Abundam os números atirados ao ar acerca da emigração mas, para poder compará-la com as vagas anteriores, é preciso obter dados confiáveis sobre o tipo de emigrantes temporários ou permanentes; os destinos, pois a emigração sazonal na UE não é a mesma coisa que as antigas partidas sem regresso; e, finalmente, no que diz respeito à chamada emigração qualificada, tornou-se evidente que esta se deve em grande parte à desadequação entre as valências académicas e o mercado de trabalho, nomeadamente no sector privado, como eu próprio já tentei mostrar.
Quem quiser tomar consciência daquilo que nos reserva a demografia nacional, agravada pelo regresso dos imigrantes aos seus países, é só perceber que corremos o risco de não haver crianças para tantos professores. Tipicamente, o aumento demagógico da escolaridade obrigatória para 18 anos no final do regime socrático, quando metade dos rapazes já não conseguia acabar o 9.º aos 16 anos, serviu apenas para manter postos de trabalho para um professorado que constitui o maior sector do emprego estatal e que resultou das disfunções do sistema de ensino em vigor…
Em compensação, no que diz respeito ao estado efectivo da Nação, os dois símbolos do consumismo nacional – o tal consumo incentivado pelo Estado que nos salvaria da recessão económica – estão a recuperar os níveis anteriores à intervenção da troika: os automóveis fatalmente e, mais atrás, as casas novas, enquanto a banca voltou a facilitar os empréstimos ao consumo, como é do conhecimento geral. Entretanto, a carga fiscal aumentou para 34% do PIB, continuando a ser das mais baixas da UE (39%), sobretudo a nível dos impostos directos. Na Dinamarca, para sustentar o “estado social”, a carga fiscal é superior a 50% do PIB, mas os nossos socialistas parecem acreditar na multiplicação dos euros… E é irónico que M.ª de Lurdes Rodrigues e Pedro Adão e Silva se queixem de a «redução da despesa ter sido maior que o aumento dos impostos» (Público, 15/6)! Então como é que havia de ser? Mais despesa com menos impostos? Com que dinheiro? Voltámos ao Sócrates?

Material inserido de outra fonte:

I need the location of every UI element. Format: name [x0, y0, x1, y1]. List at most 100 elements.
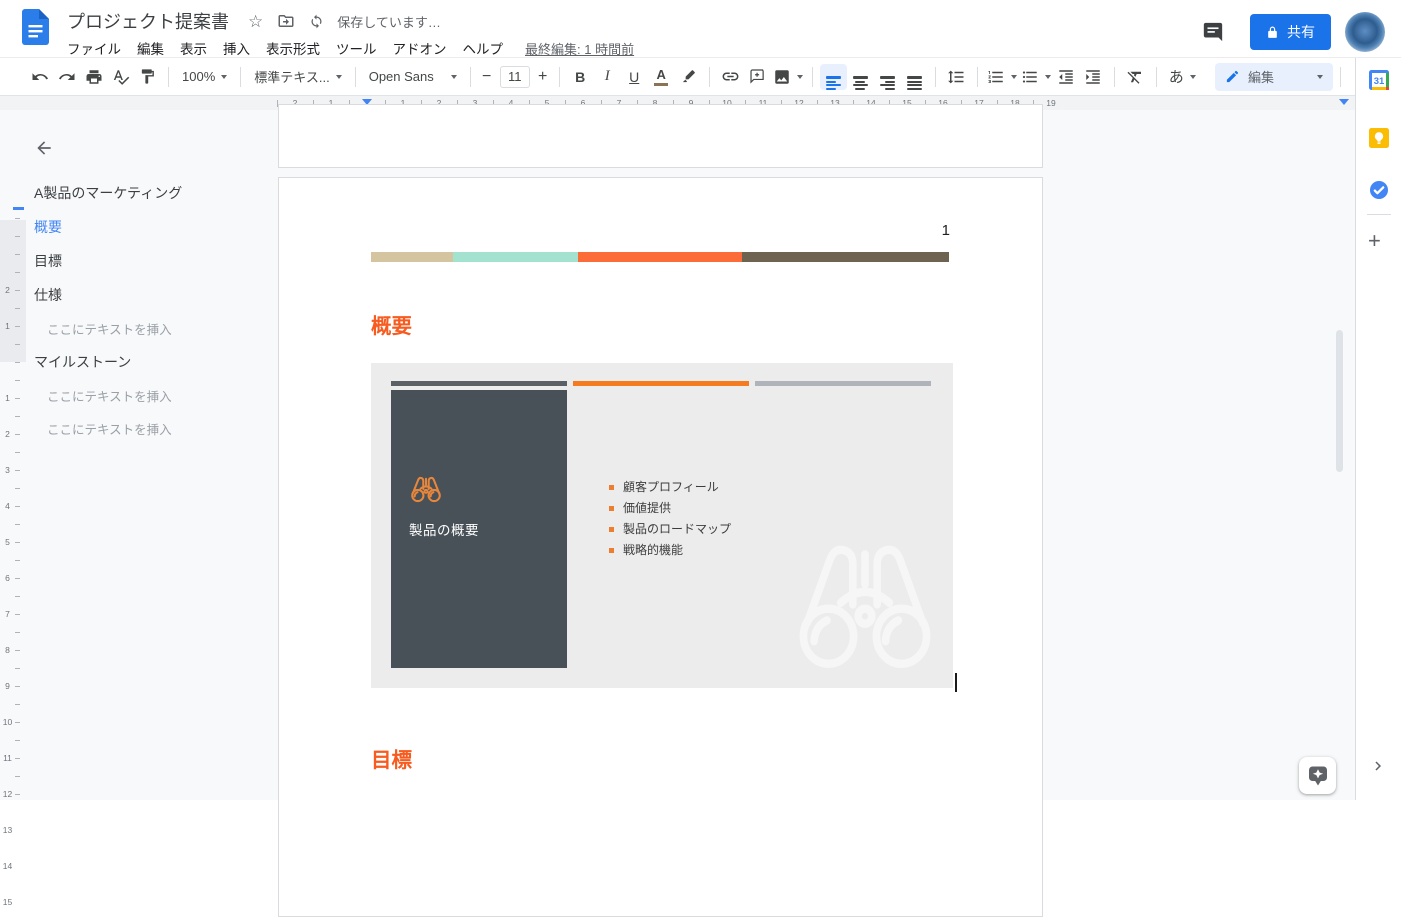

Mais importante, contudo, é que este percurso se fez com uma redução da desigualdade económica no país, tendo diminuído a diferença entre as famílias mais ricas e mais pobres. Ao contrário do alarmismo em volta da «pobreza relativa», que poderá ter aumentado devido aos cortes assistenciais, a verdade é que Portugal tem hoje um coeficiente de Gini dos melhores de sempre, abaixo de 0,34, idêntico ao do Reino Unido e melhor do que os USA (0,39), embora pior do que os países mais igualitários do mundo, como a Alemanha e a França (abaixo de 0,30). Este é o estado presente da nação. Fica muito por fazer e a política eleitoral às vezes é ingrata. Cuidado, não andemos para trás!